What is an appropriate margin for resellers?

What is an appropriate margin for resellers? 2018-04-23T17:47:09+00:00

Reseller Margin

The key to establishing a “fair margin” for your resellers is to pay them for what they do – and don’t pay them for what they don’t do.

On-Premise Solutions

For on-premise software, the traditional partner discount off list price is 40 percent. If you are paying your salespeople upwards of a 10 percent commission – the reseller margin might seem high.

Realize that just like you, resellers need to make a profit. Most on-going, successful software companies build a budget that produces a pre-tax profit of 15-to-20 percent. A reseller’s profit margin may not be that high…but they need to make money to survive.

The 40 percent partner discount breaks down as follows:

  • 20 percent to cover sales and marketing costs
  • 20 percent to cover overhead (support, billing/collections etc) and profit margin

This explains why a 30 percent margin isn’t effective for those who invest in sales and marketing. It doesn’t give the reseller enough to cover their costs.

The reality is, most resellers don’t invest in sales and marketing – they want you to do the lead generation for them. In which case you shouldn’t be paying them 40 percent.
You may want to consider having two tiers of pricing:

  • 10-to-20 percent for resellers that rely on you to do the marketing
  • 40 percent or more for resellers who are self-sufficient.

Cloud-based Solutions

What happens to discounts for Cloud solutions?

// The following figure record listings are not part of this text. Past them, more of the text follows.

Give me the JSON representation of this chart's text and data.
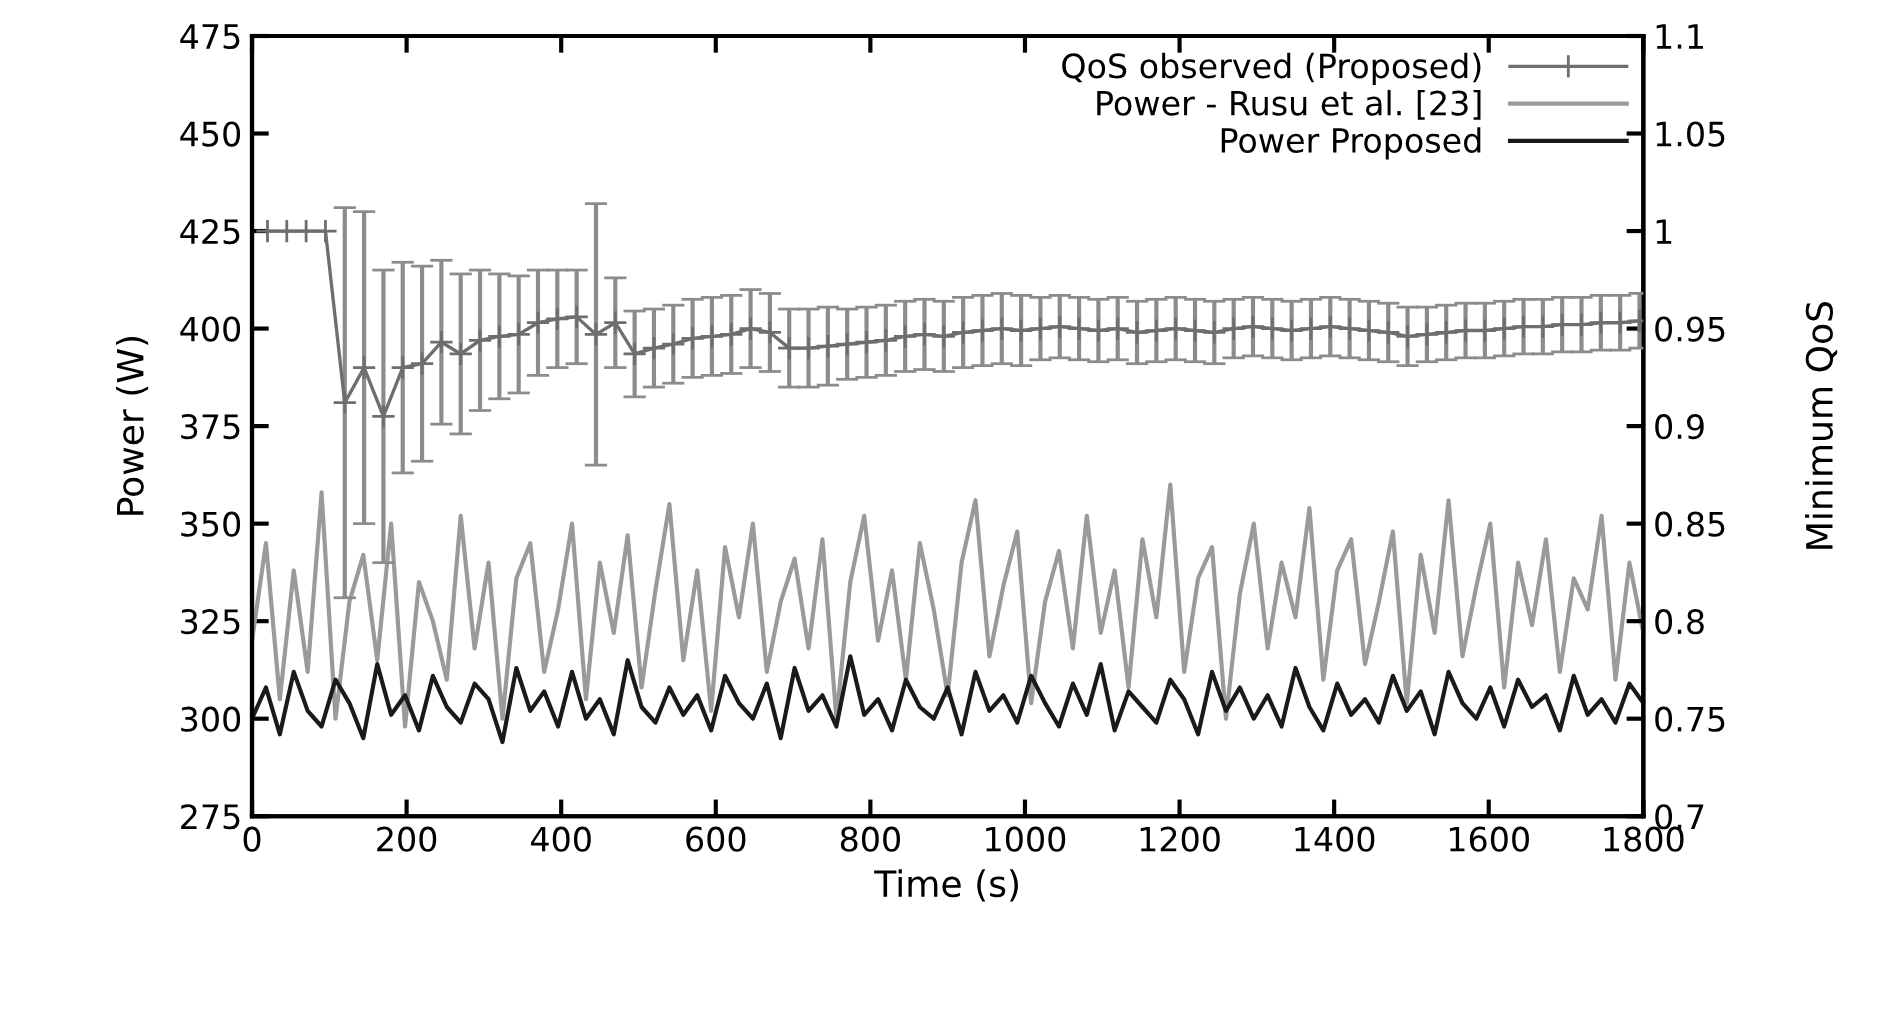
{
  "chart_data": {
    "type": "line",
    "xlabel": "Time (s)",
    "ylabel": "Power (W)",
    "y2label": "Minimum QoS",
    "xlim": [
      0,
      1800
    ],
    "xticks": [
      0,
      200,
      400,
      600,
      800,
      1000,
      1200,
      1400,
      1600,
      1800
    ],
    "ylim": [
      275,
      475
    ],
    "yticks": [
      275,
      300,
      325,
      350,
      375,
      400,
      425,
      450,
      475
    ],
    "y2lim": [
      0.7,
      1.1
    ],
    "y2ticks": [
      0.7,
      0.75,
      0.8,
      0.85,
      0.9,
      0.95,
      1,
      1.05,
      1.1
    ],
    "grid": false,
    "legend": "top right",
    "series": [
      {
        "name": "QoS observed (Proposed)",
        "color": "#6e6e6e",
        "axis": "y2",
        "marker": "cross",
        "x": [
          20,
          45,
          70,
          95,
          120,
          145,
          170,
          195,
          220,
          245,
          270,
          295,
          320,
          345,
          370,
          395,
          420,
          445,
          470,
          495,
          520,
          545,
          570,
          595,
          620,
          645,
          670,
          695,
          720,
          745,
          770,
          795,
          820,
          845,
          870,
          895,
          920,
          945,
          970,
          995,
          1020,
          1045,
          1070,
          1095,
          1120,
          1145,
          1170,
          1195,
          1220,
          1245,
          1270,
          1295,
          1320,
          1345,
          1370,
          1395,
          1420,
          1445,
          1470,
          1495,
          1520,
          1545,
          1570,
          1595,
          1620,
          1645,
          1670,
          1695,
          1720,
          1745,
          1770,
          1795
        ],
        "values": [
          1,
          1,
          1,
          1,
          0.912,
          0.93,
          0.905,
          0.93,
          0.932,
          0.943,
          0.937,
          0.944,
          0.946,
          0.947,
          0.953,
          0.955,
          0.956,
          0.947,
          0.953,
          0.937,
          0.94,
          0.942,
          0.945,
          0.946,
          0.947,
          0.95,
          0.948,
          0.94,
          0.94,
          0.941,
          0.942,
          0.943,
          0.944,
          0.946,
          0.947,
          0.946,
          0.948,
          0.949,
          0.95,
          0.949,
          0.95,
          0.951,
          0.95,
          0.949,
          0.95,
          0.948,
          0.949,
          0.95,
          0.949,
          0.948,
          0.95,
          0.951,
          0.95,
          0.949,
          0.95,
          0.951,
          0.95,
          0.949,
          0.948,
          0.946,
          0.947,
          0.948,
          0.949,
          0.949,
          0.95,
          0.951,
          0.951,
          0.952,
          0.952,
          0.953,
          0.953,
          0.954
        ],
        "errors": [
          null,
          null,
          null,
          null,
          0.1,
          0.08,
          0.075,
          0.054,
          0.05,
          0.042,
          0.041,
          0.036,
          0.032,
          0.03,
          0.027,
          0.025,
          0.024,
          0.067,
          0.023,
          0.022,
          0.02,
          0.02,
          0.02,
          0.02,
          0.02,
          0.02,
          0.02,
          0.02,
          0.02,
          0.02,
          0.018,
          0.018,
          0.018,
          0.018,
          0.018,
          0.018,
          0.018,
          0.018,
          0.018,
          0.018,
          0.016,
          0.016,
          0.016,
          0.016,
          0.016,
          0.016,
          0.016,
          0.016,
          0.016,
          0.016,
          0.015,
          0.015,
          0.015,
          0.015,
          0.015,
          0.015,
          0.015,
          0.015,
          0.015,
          0.015,
          0.014,
          0.014,
          0.014,
          0.014,
          0.014,
          0.014,
          0.014,
          0.014,
          0.014,
          0.014,
          0.014,
          0.014
        ]
      },
      {
        "name": "Power - Rusu et al. [23]",
        "color": "#9a9a9a",
        "marker": "none",
        "x": [
          0,
          18,
          36,
          54,
          72,
          90,
          108,
          126,
          144,
          162,
          180,
          198,
          216,
          234,
          252,
          270,
          288,
          306,
          324,
          342,
          360,
          378,
          396,
          414,
          432,
          450,
          468,
          486,
          504,
          522,
          540,
          558,
          576,
          594,
          612,
          630,
          648,
          666,
          684,
          702,
          720,
          738,
          756,
          774,
          792,
          810,
          828,
          846,
          864,
          882,
          900,
          918,
          936,
          954,
          972,
          990,
          1008,
          1026,
          1044,
          1062,
          1080,
          1098,
          1116,
          1134,
          1152,
          1170,
          1188,
          1206,
          1224,
          1242,
          1260,
          1278,
          1296,
          1314,
          1332,
          1350,
          1368,
          1386,
          1404,
          1422,
          1440,
          1458,
          1476,
          1494,
          1512,
          1530,
          1548,
          1566,
          1584,
          1602,
          1620,
          1638,
          1656,
          1674,
          1692,
          1710,
          1728,
          1746,
          1764,
          1782,
          1800
        ],
        "values": [
          320,
          345,
          305,
          338,
          312,
          358,
          300,
          330,
          342,
          315,
          350,
          298,
          335,
          325,
          310,
          352,
          318,
          340,
          300,
          336,
          345,
          312,
          328,
          350,
          305,
          340,
          322,
          347,
          308,
          333,
          355,
          315,
          338,
          302,
          344,
          326,
          350,
          312,
          330,
          341,
          318,
          346,
          300,
          335,
          352,
          320,
          338,
          310,
          345,
          328,
          306,
          340,
          356,
          316,
          334,
          348,
          304,
          330,
          343,
          318,
          352,
          322,
          338,
          308,
          346,
          326,
          360,
          312,
          336,
          344,
          300,
          332,
          350,
          318,
          340,
          326,
          354,
          310,
          338,
          346,
          314,
          330,
          348,
          304,
          342,
          322,
          356,
          316,
          334,
          350,
          308,
          340,
          324,
          346,
          312,
          336,
          328,
          352,
          310,
          340,
          322
        ]
      },
      {
        "name": "Power Proposed",
        "color": "#1a1a1a",
        "marker": "none",
        "x": [
          0,
          18,
          36,
          54,
          72,
          90,
          108,
          126,
          144,
          162,
          180,
          198,
          216,
          234,
          252,
          270,
          288,
          306,
          324,
          342,
          360,
          378,
          396,
          414,
          432,
          450,
          468,
          486,
          504,
          522,
          540,
          558,
          576,
          594,
          612,
          630,
          648,
          666,
          684,
          702,
          720,
          738,
          756,
          774,
          792,
          810,
          828,
          846,
          864,
          882,
          900,
          918,
          936,
          954,
          972,
          990,
          1008,
          1026,
          1044,
          1062,
          1080,
          1098,
          1116,
          1134,
          1152,
          1170,
          1188,
          1206,
          1224,
          1242,
          1260,
          1278,
          1296,
          1314,
          1332,
          1350,
          1368,
          1386,
          1404,
          1422,
          1440,
          1458,
          1476,
          1494,
          1512,
          1530,
          1548,
          1566,
          1584,
          1602,
          1620,
          1638,
          1656,
          1674,
          1692,
          1710,
          1728,
          1746,
          1764,
          1782,
          1800
        ],
        "values": [
          300,
          308,
          296,
          312,
          302,
          298,
          310,
          304,
          295,
          314,
          301,
          306,
          297,
          311,
          303,
          299,
          309,
          305,
          294,
          313,
          302,
          307,
          298,
          312,
          300,
          305,
          296,
          315,
          303,
          299,
          308,
          301,
          306,
          297,
          311,
          304,
          300,
          309,
          295,
          313,
          302,
          306,
          298,
          316,
          301,
          305,
          297,
          310,
          303,
          300,
          308,
          296,
          312,
          302,
          306,
          299,
          311,
          304,
          298,
          309,
          301,
          314,
          297,
          307,
          303,
          299,
          310,
          305,
          296,
          312,
          302,
          308,
          300,
          306,
          298,
          313,
          303,
          297,
          309,
          301,
          305,
          299,
          311,
          302,
          307,
          296,
          312,
          304,
          300,
          308,
          298,
          310,
          303,
          306,
          297,
          311,
          301,
          305,
          299,
          309,
          304
        ]
      }
    ]
  }
}
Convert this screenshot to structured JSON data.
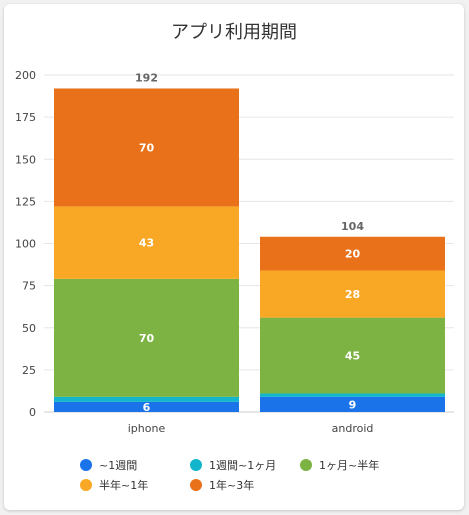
{
  "chart_data": {
    "type": "bar",
    "stacked": true,
    "title": "アプリ利用期間",
    "categories": [
      "iphone",
      "android"
    ],
    "series": [
      {
        "name": "~1週間",
        "color": "#1a73e8",
        "values": [
          6,
          9
        ],
        "show_labels": true
      },
      {
        "name": "1週間~1ヶ月",
        "color": "#12b5cb",
        "values": [
          3,
          2
        ],
        "show_labels": false
      },
      {
        "name": "1ヶ月~半年",
        "color": "#7cb342",
        "values": [
          70,
          45
        ],
        "show_labels": true
      },
      {
        "name": "半年~1年",
        "color": "#f9a825",
        "values": [
          43,
          28
        ],
        "show_labels": true
      },
      {
        "name": "1年~3年",
        "color": "#e8711a",
        "values": [
          70,
          20
        ],
        "show_labels": true
      }
    ],
    "totals": [
      192,
      104
    ],
    "yticks": [
      "0",
      "25",
      "50",
      "75",
      "100",
      "125",
      "150",
      "175",
      "200"
    ],
    "ylim": [
      0,
      200
    ],
    "grid": true,
    "legend_position": "bottom"
  }
}
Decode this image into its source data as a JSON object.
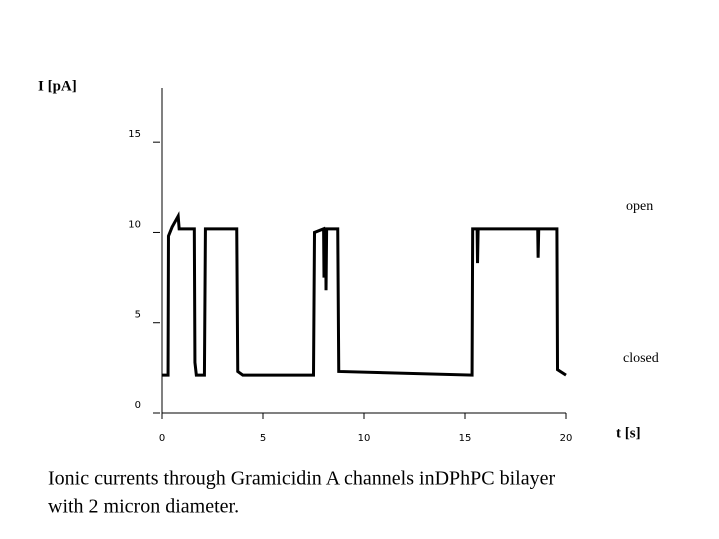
{
  "chart_data": {
    "type": "line",
    "y_label": "I [pA]",
    "x_label": "t [s]",
    "annotations": [
      "open",
      "closed"
    ],
    "caption": [
      "Ionic currents through Gramicidin A channels inDPhPC bilayer",
      "with 2 micron diameter."
    ],
    "x": [
      0,
      0.3,
      0.32,
      0.5,
      0.8,
      0.85,
      1.6,
      1.63,
      1.7,
      2.1,
      2.15,
      3.7,
      3.75,
      4,
      7.5,
      7.55,
      8.0,
      8.02,
      8.05,
      8.1,
      8.12,
      8.15,
      8.7,
      8.75,
      15.35,
      15.38,
      15.6,
      15.62,
      15.65,
      18.6,
      18.62,
      18.65,
      19.55,
      19.58,
      20
    ],
    "series": [
      {
        "color": "#000000",
        "values": [
          2.1,
          2.1,
          9.8,
          10.3,
          10.9,
          10.2,
          10.2,
          2.8,
          2.1,
          2.1,
          10.2,
          10.2,
          2.3,
          2.1,
          2.1,
          10,
          10.2,
          7.5,
          10.2,
          10.2,
          6.8,
          10.2,
          10.2,
          2.3,
          2.1,
          10.2,
          10.2,
          8.3,
          10.2,
          10.2,
          8.6,
          10.2,
          10.2,
          2.4,
          2.1
        ]
      }
    ],
    "xlim": [
      0,
      20
    ],
    "xticks": [
      0,
      5,
      10,
      15,
      20
    ],
    "ylim": [
      0,
      18
    ],
    "yticks": [
      0,
      5,
      10,
      15
    ]
  }
}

With payments coming in the form of subscriptions, is there enough margin to keep everyone happy? Vendors usually look at the equation from their own perspective and decide they can’t afford 40 percent. They go to their partners with an offer of 20-to-25 percent and sometimes less for renewals.

For the partners it comes down to simple math. If they have been selling software with a list price of $100K and 20 percent maintenance – they get $48,000 when they close the deal.

Now, looking at the same transaction, but on a subscription basis, the typical conversion pricing leads to an annual payment of $53,000, with maintenance included. If the partner is lucky enough to get a 40 percent margin from you, and they can collect the first year up-front, they get $21,000. This is why, given the choice, partners will almost always push the on-premises version. Even if they were to get a 40 percent margin on renewals, it would take them almost three years before they collect the same amount they would for selling an on-premise plus maintenance for three years.

Many vendors recognize this is a challenge and are offering an aggressive discount structure to attract partners. NetSuite, for example, has a program called SP100 that gives partners a choice if they bring in a contract for two years or longer:

  • 100 percent of the first year subscription, and 10 percent of all renewals; or
  • 50 percent of the first year subscription and 30 percent on all renewals

For most companies, this is not a viable option – they cannot give away the first year’s revenues. However, it does highlight how important margins are to partners. Our recommendation is to offer partners the same percentage discount for on-premise and subscriptions. However, over time partner margins are likely to decline, for the following reasons:

  • Even a 40 percent discount will be hard to sustain because of the costs you incur to host and maintain your Cloud solution, which erodes your margin more than on-premise software.
  • Many of the big vendors are driving down partner margins, pushing their channels to generate more services to offset the lower discounts.
  • As more partners build up their recurring revenue stream, and have a guaranteed cash flow that covers all or most of their operating expenses, they will become less reliant on product margins.